This is worth 5 points extra credit if done properly and turned in by the last class.
Newton-Raphson Division is a means to divide by multiplying. Why would you want to do that? Well, even for computers division is harder (read slower) than multiplying.The trick is that $p/q$ is simply $p \cdot (1/q)$, so finding a means to compute a reciprocal by multiplying will reduce division to multiplication. (This trick is used by yeppp, a high performance library for computational mathematics.)
Well suppose we have $q$, we could try to use Newton's method to find $1/q$, as it is a solution to $f(x) = x - 1/q$. The Newton update step $x - f(x) / f'(x)$ simplifies to:
$$~ x - (x - 1/q)/ 1 = 1/q. ~$$That doesn't really help, as Newton's method is just $x_{i+1} = 1/q$ – that is it just jumps to the answer, the one we want to compute by some other means. That isn't so helpful.
Let's try again, simplify the update step for a related function: $f(x) = 1/x - q$ and then write the julia code for one step of Newton's method (your answer should look something like $x = 1/2 \cdot (x + q/x)$, though that solves $\sqrt{q}$):
Now for $q$ in the interval $[1/2, 1]$ we want to get a good initial guess. Here is a claim. We can use $x_0=48/17 - 32/17 q$. Let's check:
Make a graph of both $y=1/x$ and $y=48/17 - 32/17 \cdot x$ on this interval.

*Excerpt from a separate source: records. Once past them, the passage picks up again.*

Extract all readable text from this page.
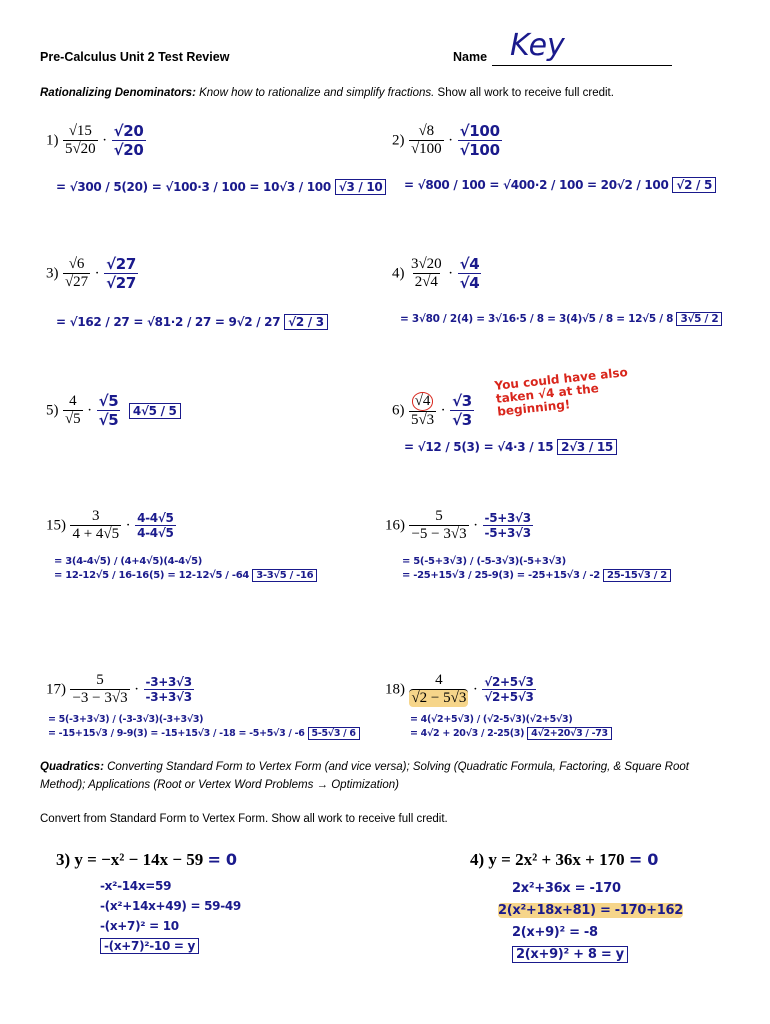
Pre-Calculus Unit 2 Test Review	Name Key
Rationalizing Denominators: Know how to rationalize and simplify fractions. Show all work to receive full credit.
$1) \frac{√15}{5√20} \cdot \frac{√20}{√20}$
= √300 / 5(20) = √100·3 / 100 = 10√3 / 100 √3 / 10
$2) \frac{√8}{√100} \cdot \frac{√100}{√100}$
= √800 / 100 = √400·2 / 100 = 20√2 / 100 √2 / 5
$3) \frac{√6}{√27} \cdot \frac{√27}{√27}$
= √162 / 27 = √81·2 / 27 = 9√2 / 27 √2 / 3
$4) \frac{3√20}{2√4} \cdot \frac{√4}{√4}$
= 3√80 / 2(4) = 3√16·5 / 8 = 3(4)√5 / 8 = 12√5 / 8 3√5 / 2
$5) \frac{4}{√5} \cdot \frac{√5}{√5} 4√5 / 5$	$6) \frac{√4}{5√3} \cdot \frac{√3}{√3}$
You could have also taken √4 at the beginning!
= √12 / 5(3) = √4·3 / 15 2√3 / 15
$15) \frac{3}{4 + 4√5} \cdot \frac{4-4√5}{4-4√5}$
= 3(4-4√5) / (4+4√5)(4-4√5)
= 12-12√5 / 16-16(5) = 12-12√5 / -64 3-3√5 / -16
$16) \frac{5}{-5 - 3√3} \cdot \frac{-5+3√3}{-5+3√3}$
= 5(-5+3√3) / (-5-3√3)(-5+3√3)
= -25+15√3 / 25-9(3) = -25+15√3 / -2 25-15√3 / 2
$17) \frac{5}{-3 - 3√3} \cdot \frac{-3+3√3}{-3+3√3}$
= 5(-3+3√3) / (-3-3√3)(-3+3√3)
= -15+15√3 / 9-9(3) = -15+15√3 / -18 = -5+5√3 / -6 5-5√3 / 6
$18) \frac{4}{√2 - 5√3} \cdot \frac{√2+5√3}{√2+5√3}$
= 4(√2+5√3) / (√2-5√3)(√2+5√3)
= 4√2 + 20√3 / 2-25(3) 4√2+20√3 / -73
Quadratics: Converting Standard Form to Vertex Form (and vice versa); Solving (Quadratic Formula, Factoring, & Square Root Method); Applications (Root or Vertex Word Problems → Optimization)
Convert from Standard Form to Vertex Form. Show all work to receive full credit.
3) y = −x² − 14x − 59 = 0
-x²-14x=59
-(x²+14x+49) = 59-49
-(x+7)² = 10
-(x+7)²-10 = y
4) y = 2x² + 36x + 170 = 0
2x²+36x = -170
2(x²+18x+81) = -170+162
2(x+9)² = -8
2(x+9)² + 8 = y
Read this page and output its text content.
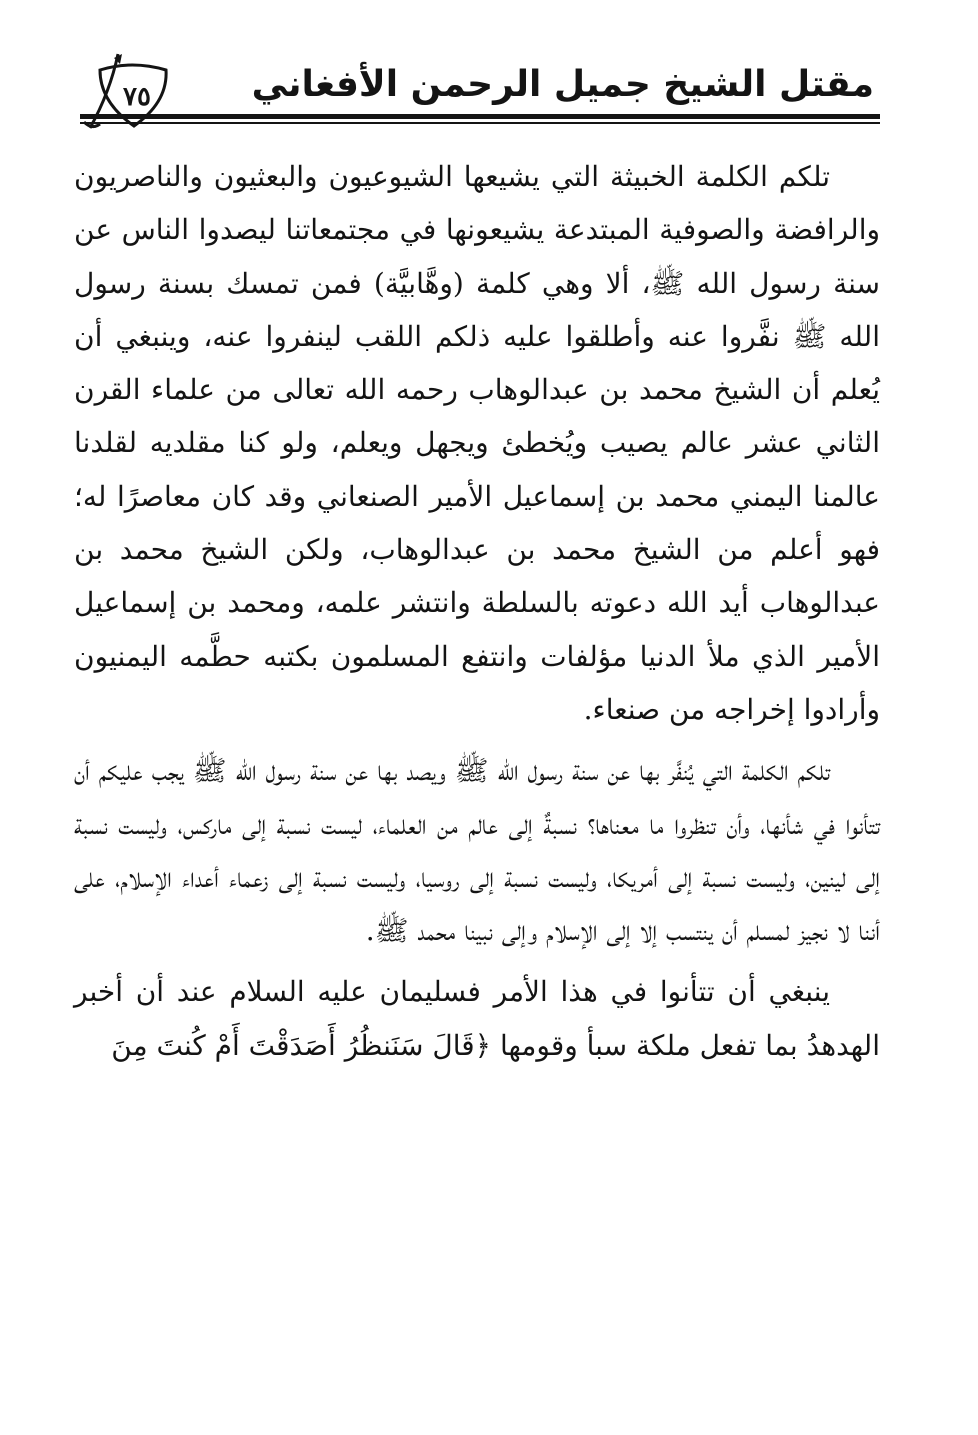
مقتل الشيخ جميل الرحمن الأفغاني
٧٥

تلكم الكلمة الخبيثة التي يشيعها الشيوعيون والبعثيون والناصريون والرافضة والصوفية المبتدعة يشيعونها في مجتمعاتنا ليصدوا الناس عن سنة رسول الله ﷺ، ألا وهي كلمة (وهَّابيَّة) فمن تمسك بسنة رسول الله ﷺ نفَّروا عنه وأطلقوا عليه ذلكم اللقب لينفروا عنه، وينبغي أن يُعلم أن الشيخ محمد بن عبدالوهاب رحمه الله تعالى من علماء القرن الثاني عشر عالم يصيب ويُخطئ ويجهل ويعلم، ولو كنا مقلديه لقلدنا عالمنا اليمني محمد بن إسماعيل الأمير الصنعاني وقد كان معاصرًا له؛ فهو أعلم من الشيخ محمد بن عبدالوهاب، ولكن الشيخ محمد بن عبدالوهاب أيد الله دعوته بالسلطة وانتشر علمه، ومحمد بن إسماعيل الأمير الذي ملأ الدنيا مؤلفات وانتفع المسلمون بكتبه حطَّمه اليمنيون وأرادوا إخراجه من صنعاء.

تلكم الكلمة التي يُنفَّر بها عن سنة رسول الله ﷺ ويصد بها عن سنة رسول الله ﷺ يجب عليكم أن تتأنوا في شأنها، وأن تنظروا ما معناها؟ نسبةٌ إلى عالم من العلماء، ليست نسبة إلى ماركس، وليست نسبة إلى لينين، وليست نسبة إلى أمريكا، وليست نسبة إلى روسيا، وليست نسبة إلى زعماء أعداء الإسلام، على أننا لا نجيز لمسلم أن ينتسب إلا إلى الإسلام وإلى نبينا محمد ﷺ.

ينبغي أن تتأنوا في هذا الأمر فسليمان عليه السلام عند أن أخبر الهدهدُ بما تفعل ملكة سبأ وقومها ﴿قَالَ سَنَنظُرُ أَصَدَقْتَ أَمْ كُنتَ مِنَ
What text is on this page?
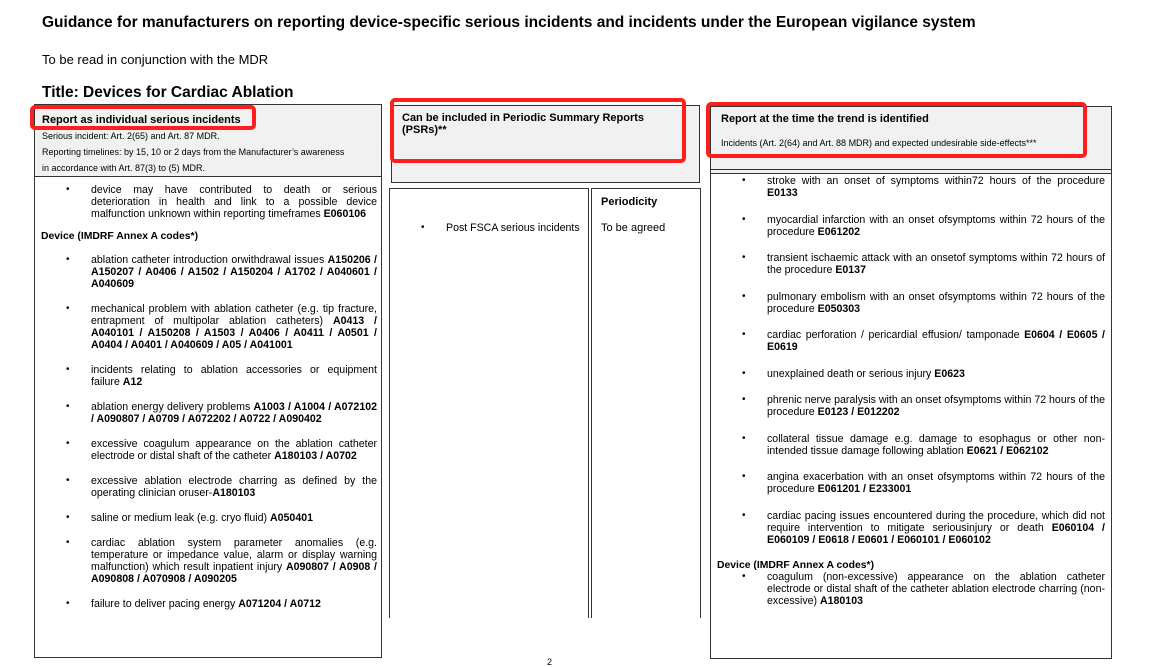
Guidance for manufacturers on reporting device-specific serious incidents and incidents under the European vigilance system
To be read in conjunction with the MDR
Title: Devices for Cardiac Ablation
Report as individual serious incidents
Serious incident: Art. 2(65) and Art. 87 MDR.
Reporting timelines: by 15, 10 or 2 days from the Manufacturer’s awareness
in accordance with Art. 87(3) to (5) MDR.
• device may have contributed to death or serious deterioration in health and link to a possible device malfunction unknown within reporting timeframes E060106
Device (IMDRF Annex A codes*)
• ablation catheter introduction orwithdrawal issues A150206 / A150207 / A0406 / A1502 / A150204 / A1702 / A040601 / A040609
• mechanical problem with ablation catheter (e.g. tip fracture, entrapment of multipolar ablation catheters) A0413 / A040101 / A150208 / A1503 / A0406 / A0411 / A0501 / A0404 / A0401 / A040609 / A05 / A041001
• incidents relating to ablation accessories or equipment failure A12
• ablation energy delivery problems A1003 / A1004 / A072102 / A090807 / A0709 / A072202 / A0722 / A090402
• excessive coagulum appearance on the ablation catheter electrode or distal shaft of the catheter A180103 / A0702
• excessive ablation electrode charring as defined by the operating clinician oruser-A180103
• saline or medium leak (e.g. cryo fluid) A050401
• cardiac ablation system parameter anomalies (e.g. temperature or impedance value, alarm or display warning malfunction) which result inpatient injury A090807 / A0908 / A090808 / A070908 / A090205
• failure to deliver pacing energy A071204 / A0712
Can be included in Periodic Summary Reports (PSRs)**
• Post FSCA serious incidents
Periodicity
To be agreed
Report at the time the trend is identified
Incidents (Art. 2(64) and Art. 88 MDR) and expected undesirable side-effects***
• stroke with an onset of symptoms within72 hours of the procedure E0133
• myocardial infarction with an onset ofsymptoms within 72 hours of the procedure E061202
• transient ischaemic attack with an onsetof symptoms within 72 hours of the procedure E0137
• pulmonary embolism with an onset ofsymptoms within 72 hours of the procedure E050303
• cardiac perforation / pericardial effusion/ tamponade E0604 / E0605 / E0619
• unexplained death or serious injury E0623
• phrenic nerve paralysis with an onset ofsymptoms within 72 hours of the procedure E0123 / E012202
• collateral tissue damage e.g. damage to esophagus or other non-intended tissue damage following ablation E0621 / E062102
• angina exacerbation with an onset ofsymptoms within 72 hours of the procedure E061201 / E233001
• cardiac pacing issues encountered during the procedure, which did not require intervention to mitigate seriousinjury or death E060104 / E060109 / E0618 / E0601 / E060101 / E060102
Device (IMDRF Annex A codes*)
• coagulum (non-excessive) appearance on the ablation catheter electrode or distal shaft of the catheter ablation electrode charring (non-excessive) A180103
2
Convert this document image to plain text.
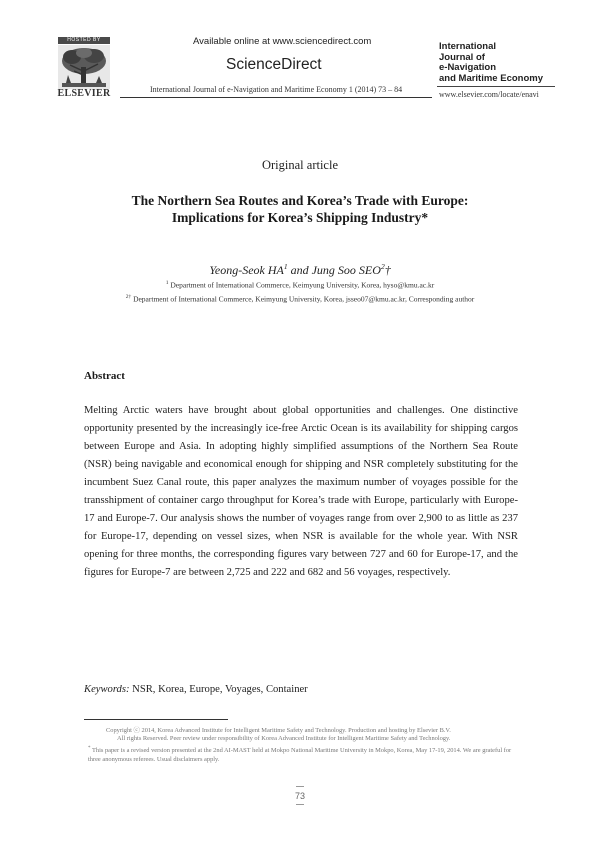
HOSTED BY
ELSEVIER
Available online at www.sciencedirect.com
ScienceDirect
International Journal of e-Navigation and Maritime Economy 1 (2014) 73 – 84
International
Journal of
e-Navigation
and Maritime Economy
www.elsevier.com/locate/enavi
Original article
The Northern Sea Routes and Korea’s Trade with Europe:
Implications for Korea’s Shipping Industry*
Yeong-Seok $HA^1$ and Jung Soo SEO$^2$†
$^1$ Department of International Commerce, Keimyung University, Korea, hyso@kmu.ac.kr
$^{2\dagger}$ Department of International Commerce, Keimyung University, Korea, jsseo07@kmu.ac.kr, Corresponding author
Abstract
Melting Arctic waters have brought about global opportunities and challenges. One distinctive opportunity presented by the increasingly ice-free Arctic Ocean is its availability for shipping cargos between Europe and Asia. In adopting highly simplified assumptions of the Northern Sea Route (NSR) being navigable and economical enough for shipping and NSR completely substituting for the incumbent Suez Canal route, this paper analyzes the maximum number of voyages possible for the transshipment of container cargo throughput for Korea’s trade with Europe, particularly with Europe-17 and Europe-7. Our analysis shows the number of voyages range from over 2,900 to as little as 237 for Europe-17, depending on vessel sizes, when NSR is available for the whole year. With NSR opening for three months, the corresponding figures vary between 727 and 60 for Europe-17, and the figures for Europe-7 are between 2,725 and 222 and 682 and 56 voyages, respectively.
Keywords: NSR, Korea, Europe, Voyages, Container
Copyright ⓒ 2014, Korea Advanced Institute for Intelligent Maritime Safety and Technology. Production and hosting by Elsevier B.V.
All rights Reserved. Peer review under responsibility of Korea Advanced Institute for Intelligent Maritime Safety and Technology.
* This paper is a revised version presented at the 2nd AI-MAST held at Mokpo National Maritime University in Mokpo, Korea, May 17-19, 2014. We are grateful for three anonymous referees. Usual disclaimers apply.
73
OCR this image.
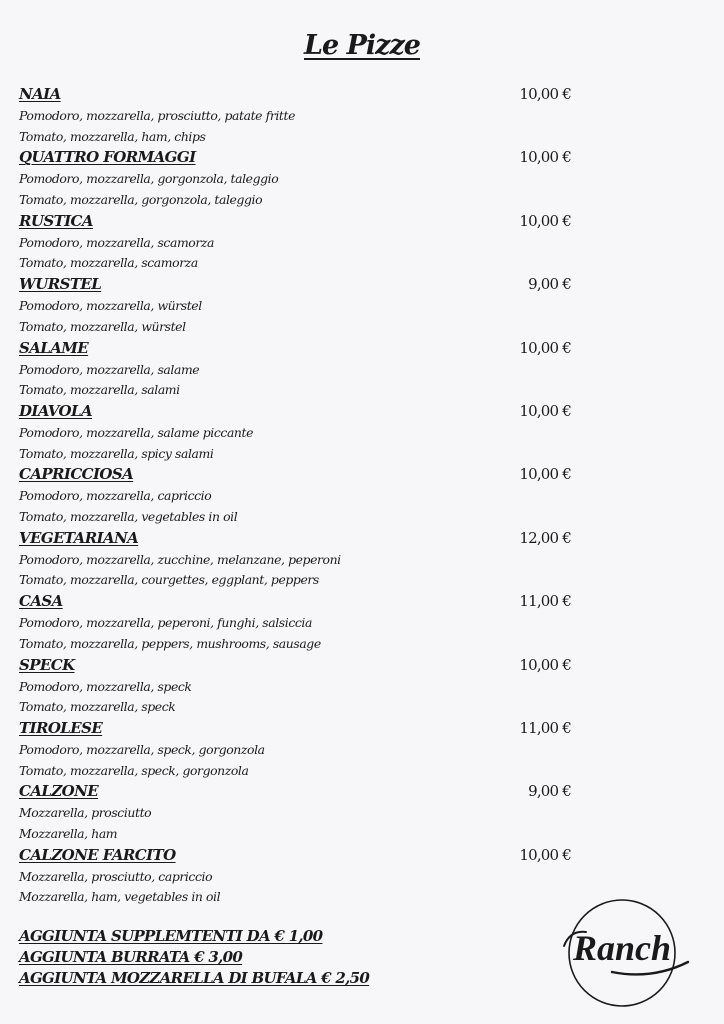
Le Pizze
NAIA	10,00 €
Pomodoro, mozzarella, prosciutto, patate fritte
Tomato, mozzarella, ham, chips
QUATTRO FORMAGGI	10,00 €
Pomodoro, mozzarella, gorgonzola, taleggio
Tomato, mozzarella, gorgonzola, taleggio
RUSTICA	10,00 €
Pomodoro, mozzarella, scamorza
Tomato, mozzarella, scamorza
WURSTEL	9,00 €
Pomodoro, mozzarella, würstel
Tomato, mozzarella, würstel
SALAME	10,00 €
Pomodoro, mozzarella, salame
Tomato, mozzarella, salami
DIAVOLA	10,00 €
Pomodoro, mozzarella, salame piccante
Tomato, mozzarella, spicy salami
CAPRICCIOSA	10,00 €
Pomodoro, mozzarella, capriccio
Tomato, mozzarella, vegetables in oil
VEGETARIANA	12,00 €
Pomodoro, mozzarella, zucchine, melanzane, peperoni
Tomato, mozzarella, courgettes, eggplant, peppers
CASA	11,00 €
Pomodoro, mozzarella, peperoni, funghi, salsiccia
Tomato, mozzarella, peppers, mushrooms, sausage
SPECK	10,00 €
Pomodoro, mozzarella, speck
Tomato, mozzarella, speck
TIROLESE	11,00 €
Pomodoro, mozzarella, speck, gorgonzola
Tomato, mozzarella, speck, gorgonzola
CALZONE	9,00 €
Mozzarella, prosciutto
Mozzarella, ham
CALZONE FARCITO	10,00 €
Mozzarella, prosciutto, capriccio
Mozzarella, ham, vegetables in oil
AGGIUNTA SUPPLEMTENTI DA € 1,00
AGGIUNTA BURRATA € 3,00
AGGIUNTA MOZZARELLA DI BUFALA € 2,50
Ranch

If you look closely you should see that the largest difference between the two graphs is at the endpoints and the midpoint. Can you see that from your graph?
From your graph estimate the largest difference:
Here is something that people have shown to be true: for any $q$ in $[1/2, 1]$ and with the initial guess $x_0 = 48/17 - 32/17q$, Newton's method will converge to 16 digits of accuracy in no more than this many steps:
$$~ \log_2(\frac{53 + 1}{\log_2(17)}). ~$$What is the smallest integer as large as this value?
For $q = 0.80$, find $1/q$ using the above. Write your commands showing all the steps you needed.
Finally, any thoughts on what to do to find $p/q$ this way if $q$ is not in the interval $[1/2, 1]$?